CUATRO Y para mí también. Cada cual atiende su Brando y el mío es Kurtz. Fue mi primer Brando –no había llegado a tiempo a El Padrino y a El último tango en París; en 1979 todavía no reinaba ese milenarista y doméstico negocio de la nostalgia representado por las siglas VHS o DVD– y Apocalypse Now fue la primera película prohibida para 18 años a la que pude colarme. Tenía 16 y tuve suerte: otros, por entonces, debutaban con Isabel Sarli. La vi por primera vez en un cine de pantalla gigante y todavía recuerdo la emoción que me produjo la certeza de al fin estar gozando de una flamante obra maestra durante su estreno y no en una cinemateca. El otro día –luego de saber de la muerte de Brando– volví a ver la muerte de Kurtz.

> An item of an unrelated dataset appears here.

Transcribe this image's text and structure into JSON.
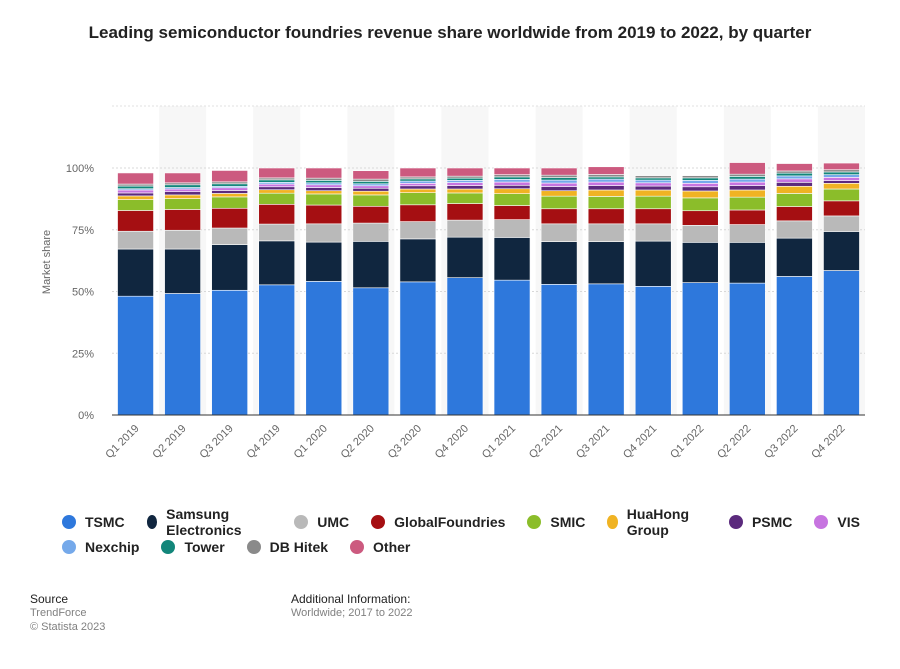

La versión Redux del 2001. En casa y con las persianas bajas y el ventilador encendido. La película ha envejecido mucho mejor que todos nosotros; resulta inevitable compaginarla con las guerras del presente (Bin Laden, otro hijo adoptado por el Imperio, ha acabado siendo el más mortal de los huérfanos); y al revisitarla es imposible no pensar en que si el sueño de la razón produce monstruos, entonces vaya uno a saber qué producirá el sueño de los monstruos. En cualquier caso, ahí estaba y está y seguirá Brando. Cuando terminé de ver la película, puse un noticiero y apareció el general Colin Powell, disfrazado de Village People, cantando una versión castrense de YMCA y contoneándose como una triste conejita de Playboy mientras –explicaba el locutor– “difundía el mensaje de Estados Unidos a un auditorio”. Kurtz y Brando –“¡El Horror! ¡El Horror!”– hubieran dado la apocalíptica orden de arrojar la bomba, de exterminarlos a todos. Ahora.